Die Augen von Sophies Ehemann verengten sich bei meinen Worten. Mein Tonfall, ruhig und sachlich, fast so, als würde ich einem Kind seinen Fehler erklären, war nicht an ihm vorbeigezogen.
„Mia?" Hades Stimme klang in meinem Kopf wieder und seine Worte verrieten mir, dass er nah war. Auf eine beunruhigende Art und Weise, beruhigte mich das.
„Was hast du vor?"
Was für eine Hades untypische Frage, schoss es mir durch den Kopf, während der Ehemann und ich uns ein Starrduel lieferten. Es bedeutete, dass der gehfolgsame Soldat in ihm, der, der ohne wenn und aber tötete, ein eigenes Wesen entwickelte. Wie problematisch das für mich in der Zukunft noch werden würde, würde sich noch zeigen.
„Der Ring des Mannes, er ist ein Scheich", war alles, was ich zu sagen brauchte.
„Eine kleine Machtdemonstration, Majestät?"
Hades Lachen vibrierte in meinem Kopf und eine Wärme breitete sich in meinem Bauch aus. Er glaubte zu verstehen, der Soldat in ihm übertönte weiterhin jeden seiner Gedankenstränge. Schritt für Schritt, ermahnte ich mich, und Hades war gerade nicht meine größte Sorge.
Es war eine kindische Methode, kein geplanter oder wirklich idealer Plan, aber um mich von Ethan abzuheben, musste ich anfangen mir selbst einen Namen zu machen.

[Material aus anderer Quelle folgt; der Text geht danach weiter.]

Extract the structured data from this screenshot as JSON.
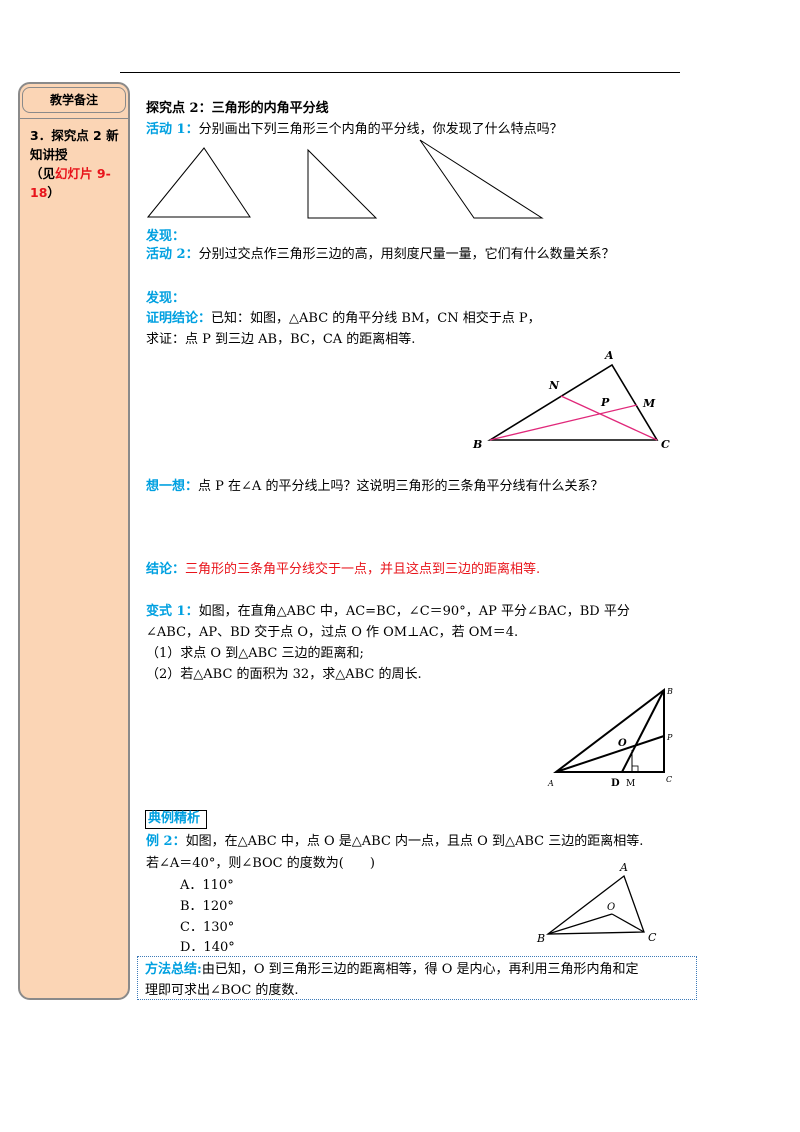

Hades Lachen wurde leiser, weicher, als würde er wissen, was ich genau in diesem Moment dachte.
Ohne es zu wollen, schossen mir beim Klang dieses Lachens Bilder seiner... Verlobten durch den Kopf. Mein Kummer und meine Neugier über diese Verbindung wuchs. Hatte ich ihm unwissentlich eine Zukunft weggenommen, fernab dieser ganzen Brutalität? Einer Zukunft, in der er häufiger hätte so lachen können?
Wer war diese Frau gewesen, die Selbst Ethan einen Sommer lang hatte fest halten können? Wusste ich überhaupt etwas über die Menschen, die in meinen Garten gestorben sind?
Ich schob den Gedanken fort. Nicht der richtige Zeitpunkt, ermahnte ich mich leise.
Genauso wenig konnte ich es mir leisten, meine Gedanken weiter mit der Erwähnung von Ethan's Vergangenheit zu beschäftigen und der Tatsache, dass ich so gut wie nichts über sie wusste.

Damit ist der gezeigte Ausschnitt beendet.